Grab Your Next Big Promotion—Because No One Will Just Hand it To You (Pt 2)

Grab Your Next Big PromotionLast month, we outlined your overall strategy for grabbing the big promotion you desire.

In short—to get promoted, you need to convince your organization’s relevant decision makers you’re worth taking a risk on. You reduce their risk by meeting your desired position’s objective and subjective requirements before you ask for the job.

Start this process by meeting your desired position’s objective requirements. These are the table stakes for receiving consideration for your desired position. Meet them, and you show your organization’s relevant decision makers that when they place you into the position you desire, that position’s day-to-day operations will proceed without any major disruptions.

To Get Promoted, First Reduce the Risk of Promoting You

Large organizations love these sorts of seamless transitions. Even small disruptions in your desired position’s operations can send shockwaves into other functions and cause real problems for the organization as a whole. Your organization’s relevant decision makers want to minimize these potential problems. When they see that you can “Do the job before you get the job” they feel secure you won’t create any operational disruptions.

But, unfortunately, not all disruptions come from operational issues.

The Biggest Blow Ups Come From Poor Professional Relationships

Interpersonal friction is just as likely to create disruptions within your desired position as operational incompetence. If you don’t get along professionally with all the other people your desired position interacts with, then it doesn’t matter how well you can handle the nuts-and-bolts of the role’s responsibilities. There will be problems, they will be your fault, and they will blow back on the people who took the risk of promoting you in the first place.

Before these relevant decision makers feel confident giving you the promotion you desire, they need to feel—in their guts—that you can smoothly navigate the web of relationships your position sits within.

Navigating Professional Relationships isn’t About Being Liked

Now, don’t worry if you aren’t “Mr. Charisma”. You aren’t doomed to remain in your current position if you aren’t likeable in the traditional sense of the word. You don’t need to “get along” with your colleagues in a social way. No one was ever denied a promotion because they weren’t invited to enough happy hours.

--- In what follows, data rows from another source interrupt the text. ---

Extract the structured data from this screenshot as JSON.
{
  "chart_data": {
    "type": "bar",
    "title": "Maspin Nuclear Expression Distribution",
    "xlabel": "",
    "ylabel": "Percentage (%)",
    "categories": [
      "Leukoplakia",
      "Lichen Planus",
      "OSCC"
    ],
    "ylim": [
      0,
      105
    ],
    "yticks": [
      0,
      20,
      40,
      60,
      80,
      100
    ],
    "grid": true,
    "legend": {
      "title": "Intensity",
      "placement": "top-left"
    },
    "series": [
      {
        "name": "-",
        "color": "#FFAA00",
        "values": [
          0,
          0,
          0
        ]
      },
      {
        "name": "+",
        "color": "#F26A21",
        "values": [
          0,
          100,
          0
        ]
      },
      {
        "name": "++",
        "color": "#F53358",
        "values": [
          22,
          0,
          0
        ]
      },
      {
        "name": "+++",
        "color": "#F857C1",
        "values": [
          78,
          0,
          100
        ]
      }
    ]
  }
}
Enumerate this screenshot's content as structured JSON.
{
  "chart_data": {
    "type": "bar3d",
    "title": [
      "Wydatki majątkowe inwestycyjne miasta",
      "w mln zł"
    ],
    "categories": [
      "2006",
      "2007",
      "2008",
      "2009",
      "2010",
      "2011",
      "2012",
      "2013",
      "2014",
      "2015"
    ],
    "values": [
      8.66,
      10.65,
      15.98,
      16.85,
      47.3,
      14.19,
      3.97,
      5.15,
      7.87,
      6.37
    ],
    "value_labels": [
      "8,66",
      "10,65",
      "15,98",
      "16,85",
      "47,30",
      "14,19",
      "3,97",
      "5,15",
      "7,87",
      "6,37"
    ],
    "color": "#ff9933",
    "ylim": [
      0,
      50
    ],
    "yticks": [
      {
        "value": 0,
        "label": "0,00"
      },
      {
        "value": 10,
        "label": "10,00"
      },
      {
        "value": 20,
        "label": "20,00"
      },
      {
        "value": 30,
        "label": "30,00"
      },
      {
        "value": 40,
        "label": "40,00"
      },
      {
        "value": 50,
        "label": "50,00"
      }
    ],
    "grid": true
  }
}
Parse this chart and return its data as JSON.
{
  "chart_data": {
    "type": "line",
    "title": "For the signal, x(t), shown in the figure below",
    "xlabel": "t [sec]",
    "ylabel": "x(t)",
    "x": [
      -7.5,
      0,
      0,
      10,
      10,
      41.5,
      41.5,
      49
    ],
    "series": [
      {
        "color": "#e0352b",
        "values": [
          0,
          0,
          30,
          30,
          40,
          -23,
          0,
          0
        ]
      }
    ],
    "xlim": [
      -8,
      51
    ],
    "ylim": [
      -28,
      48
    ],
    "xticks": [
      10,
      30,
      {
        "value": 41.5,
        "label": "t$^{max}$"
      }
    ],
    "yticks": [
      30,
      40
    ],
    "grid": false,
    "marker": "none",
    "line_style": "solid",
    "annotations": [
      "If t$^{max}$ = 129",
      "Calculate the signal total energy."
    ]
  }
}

When deciding if you can smoothly navigate your desired position’s web of relationships, your organization’s relevant decision makers only care if you can establish, grow and maintain the professional side of these relationships. Your business-oriented interactions are where problems might occur, and where interactions need to be smooth. Your function won’t suffer through a big work-impacting blow-up if you aren’t asked to join the team’s basketball league, but disruptions will certainly occur if you don’t share the same professional values as the people you work with. You will repeatedly clash over what needs to be done, how it needs to be done, and how the function should be run.

To give your relevant decision makers confidence that you can not only do the job, but that you can get it done without ruffling feathers, you need to make it demonstrably clear you have internalized the same professional values as everyone else at the same level as your desired position.

Get Your Values in Line Before Your Reach Out to Decision Makers

Next month we’ll dig into an actionable process you can follow to directly reach out to the relevant decision makers within your organization who make the call on whether or not you get promoted. But for March, focus on making sure you are demonstrating the values that will give these decision makers the gut-level feel that you will fit smoothly into the web of relationships your desired position sits within.


March Action Steps

1. Contact HR and ask them for a list of your organization’s core values (they may also be called core competencies).

—Most large organizations will have these written down, and they will have names like “Leadership”, “Change Management”, or “Delivering Value to Our Customers”.

2. Set up a meeting with your manager to discuss these values and to determine whether or not you already demonstrate them.

Work with your manager to construct answers to the following questions:

2a. “Which of these values are most important to develop and demonstrate for the next position on my career track?

2b. “Where do I currently stand with each of those most important values? Please be brutally honest.

2c. “What concrete activities can I undertake, and what concrete outcomes can I achieve, to better develop and demonstrate these values?

3. Assemble your manager’s answer to question “2c”  into a list of actions, and add them to your list of priorities for March.